De acordo com o texto, Jesus teria pronunciado a palavra “efatá” (“abre-te”), quando abriu os ouvidos e desatou a língua do surdo. É a palavra que dá significado aos gestos de Jesus. O evangelista conservou a palavra aramaica original que Jesus então pronunciou, nos transferindo assim diretamente para aquele momento. O que ali foi narrado não pertence a um passado distante: Jesus realiza a mesma coisa de modo novo e repetidas vezes também hoje. No Batismo ele realizou sobre nós este gesto do tocar e disse: “Efatá!”, para nos tornar capazes de ouvir a voz de Deus e para nos dar de novo a possibilidade de falar com ele. Aquele surdo, graças à intervenção de Jesus, “abriu-se”. A cura para ele foi uma abertura aos outros e ao mundo, uma abertura que, partindo dos órgãos da audição e da fala, envolveu toda a sua pessoa e a sua vida: finalmente podia comunicar-se e, por conseguinte, relacionar-se de modo novo.

No ritual do batismo, já entre os gestos finais da celebração, o celebrante toca os ouvidos e os lábios do batizando, e diz estas palavras: “O Senhor Jesus, que fez os surdos ouvirem e os mudos falarem, te conceda que possas logo ouvir a sua palavra e professar a fé, para louvor e glória de Deus Pai”.  Antes de ser batizado o ser humano está surdo para a palavra de Deus e mudo para oração.  A fim de falar a linguagem sobrenatural e conseguir a salvação, precisa ser curado dessa surdez e dessa mudez.

O Batismo abre um caminho, nos introduz na comunhão com o próprio Jesus, mediante a fé. Jesus quer partilhar conosco o seu ver a Deus, o seu ouvir o Pai e o seu falar com Ele. O caminho do ser batizado deve tornar-se um processo de desenvolvimento progressivo, no qual nós crescemos na vida de comunhão com Deus, alcançando assim também um olhar diferente sobre o homem e sobre a criação.  É um convite à vida nova. É um convite ao surdo a sair do seu fechamento, do seu comodismo, para fazer da sua vida uma história de união com Deus e de partilha com os irmãos.

O Evangelho ainda nos convida a tomar consciência de que existe em nós uma deficiência em relação à nossa capacidade de percepção, uma carência que inicialmente não sentimos como tal; porque aparentemente tudo procede de modo normal, mesmo se já não temos ouvidos nem olhos para Deus e vivemos sem ele. Com a debilidade dos ouvidos ou até com a surdez em relação a Deus, perde-se naturalmente também a capacidade de falar com ele ou dele. 

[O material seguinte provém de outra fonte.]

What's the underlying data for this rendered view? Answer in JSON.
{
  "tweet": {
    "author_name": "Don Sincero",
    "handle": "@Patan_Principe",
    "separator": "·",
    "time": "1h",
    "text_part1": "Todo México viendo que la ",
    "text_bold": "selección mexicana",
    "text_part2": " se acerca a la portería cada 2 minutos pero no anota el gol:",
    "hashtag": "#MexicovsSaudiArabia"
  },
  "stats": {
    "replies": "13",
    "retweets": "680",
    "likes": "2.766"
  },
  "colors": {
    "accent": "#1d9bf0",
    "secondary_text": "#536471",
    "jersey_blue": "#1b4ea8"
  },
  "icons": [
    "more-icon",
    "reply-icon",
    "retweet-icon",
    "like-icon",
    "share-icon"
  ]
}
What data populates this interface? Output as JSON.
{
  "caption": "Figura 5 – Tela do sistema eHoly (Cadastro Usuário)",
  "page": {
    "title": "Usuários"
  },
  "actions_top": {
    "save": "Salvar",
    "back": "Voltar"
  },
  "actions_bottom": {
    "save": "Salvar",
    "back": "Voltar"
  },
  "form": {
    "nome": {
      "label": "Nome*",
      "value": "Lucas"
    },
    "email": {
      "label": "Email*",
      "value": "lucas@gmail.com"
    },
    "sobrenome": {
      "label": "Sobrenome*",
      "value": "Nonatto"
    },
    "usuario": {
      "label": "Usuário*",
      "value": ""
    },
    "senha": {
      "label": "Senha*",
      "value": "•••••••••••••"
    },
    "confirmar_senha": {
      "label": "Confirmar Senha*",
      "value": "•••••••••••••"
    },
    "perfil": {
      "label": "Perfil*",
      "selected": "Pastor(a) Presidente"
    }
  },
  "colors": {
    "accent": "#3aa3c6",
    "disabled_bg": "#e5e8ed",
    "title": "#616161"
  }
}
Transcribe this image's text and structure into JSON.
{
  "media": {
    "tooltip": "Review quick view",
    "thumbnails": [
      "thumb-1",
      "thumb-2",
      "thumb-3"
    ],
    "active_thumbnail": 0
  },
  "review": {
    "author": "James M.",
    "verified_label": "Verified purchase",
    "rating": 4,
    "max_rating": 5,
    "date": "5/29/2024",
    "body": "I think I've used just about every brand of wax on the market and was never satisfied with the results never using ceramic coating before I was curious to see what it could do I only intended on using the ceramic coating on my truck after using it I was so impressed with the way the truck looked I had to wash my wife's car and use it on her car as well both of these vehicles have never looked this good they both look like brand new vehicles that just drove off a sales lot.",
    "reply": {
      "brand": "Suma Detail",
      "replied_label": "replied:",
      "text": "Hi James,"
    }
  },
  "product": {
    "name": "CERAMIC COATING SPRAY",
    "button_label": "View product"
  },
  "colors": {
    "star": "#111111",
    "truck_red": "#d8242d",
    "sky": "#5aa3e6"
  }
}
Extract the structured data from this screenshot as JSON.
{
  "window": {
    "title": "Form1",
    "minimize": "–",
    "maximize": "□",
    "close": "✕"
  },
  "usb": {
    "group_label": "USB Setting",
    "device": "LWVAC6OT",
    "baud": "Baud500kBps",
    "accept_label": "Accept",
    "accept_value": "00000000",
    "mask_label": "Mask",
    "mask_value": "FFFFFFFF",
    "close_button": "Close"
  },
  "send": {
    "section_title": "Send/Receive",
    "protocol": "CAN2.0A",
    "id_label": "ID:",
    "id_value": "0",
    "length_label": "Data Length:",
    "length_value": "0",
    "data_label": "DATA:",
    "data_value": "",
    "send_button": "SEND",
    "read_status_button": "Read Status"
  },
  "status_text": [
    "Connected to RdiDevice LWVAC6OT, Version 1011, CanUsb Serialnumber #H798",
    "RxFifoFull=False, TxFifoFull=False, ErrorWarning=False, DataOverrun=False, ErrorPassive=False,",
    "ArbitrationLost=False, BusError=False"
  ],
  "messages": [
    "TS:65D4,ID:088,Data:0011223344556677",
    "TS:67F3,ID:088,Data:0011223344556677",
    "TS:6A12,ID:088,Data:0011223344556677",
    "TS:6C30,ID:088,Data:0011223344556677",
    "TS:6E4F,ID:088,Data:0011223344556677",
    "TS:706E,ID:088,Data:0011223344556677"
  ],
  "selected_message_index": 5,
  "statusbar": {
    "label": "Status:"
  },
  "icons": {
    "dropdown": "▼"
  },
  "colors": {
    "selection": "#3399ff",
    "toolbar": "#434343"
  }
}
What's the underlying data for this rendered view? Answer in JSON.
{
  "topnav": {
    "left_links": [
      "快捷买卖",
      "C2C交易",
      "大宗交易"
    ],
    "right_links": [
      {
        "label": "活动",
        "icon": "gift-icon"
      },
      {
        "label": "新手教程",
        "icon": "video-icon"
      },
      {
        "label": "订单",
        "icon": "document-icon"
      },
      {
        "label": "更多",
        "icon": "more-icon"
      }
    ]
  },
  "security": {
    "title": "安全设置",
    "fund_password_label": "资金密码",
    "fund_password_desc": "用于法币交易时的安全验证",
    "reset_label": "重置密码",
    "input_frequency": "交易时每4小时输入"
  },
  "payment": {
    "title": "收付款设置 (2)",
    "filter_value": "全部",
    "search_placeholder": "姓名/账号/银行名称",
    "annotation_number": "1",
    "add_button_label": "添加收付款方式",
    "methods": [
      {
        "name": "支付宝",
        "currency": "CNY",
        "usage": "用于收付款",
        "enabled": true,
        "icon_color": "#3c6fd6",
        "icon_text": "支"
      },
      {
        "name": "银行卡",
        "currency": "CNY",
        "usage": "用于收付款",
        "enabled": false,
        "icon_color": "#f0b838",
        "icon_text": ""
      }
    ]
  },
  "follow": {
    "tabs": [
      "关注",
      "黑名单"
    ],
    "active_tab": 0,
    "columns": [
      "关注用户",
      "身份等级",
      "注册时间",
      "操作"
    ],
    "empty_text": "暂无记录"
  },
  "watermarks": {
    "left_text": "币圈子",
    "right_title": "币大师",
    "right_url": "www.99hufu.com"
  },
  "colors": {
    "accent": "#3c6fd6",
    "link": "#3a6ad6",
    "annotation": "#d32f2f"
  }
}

O texto evangélico deste domingo também deve falar a cada um de nós.  Muitas vezes estamos fechados em nós mesmos e também para Deus; criamos dificuldades para abrir o nosso coração ao Criador.  Peçamos hoje ao Senhor que Ele pronuncie de novo o seu “Efatá!” sobre cada um de nós, que cure de novo a nossa debilidade dos ouvidos à sua palavra, nos faça enxergar nossas falhas e nossos erros e nos possibilite crescer na fé.  A ele dirigimos a nossa súplica para que possamos, com o nosso falar e o nosso agir, comunicar ao mundo a razão da nossa esperança (cf. 1Pd 3,15).  Assim seja.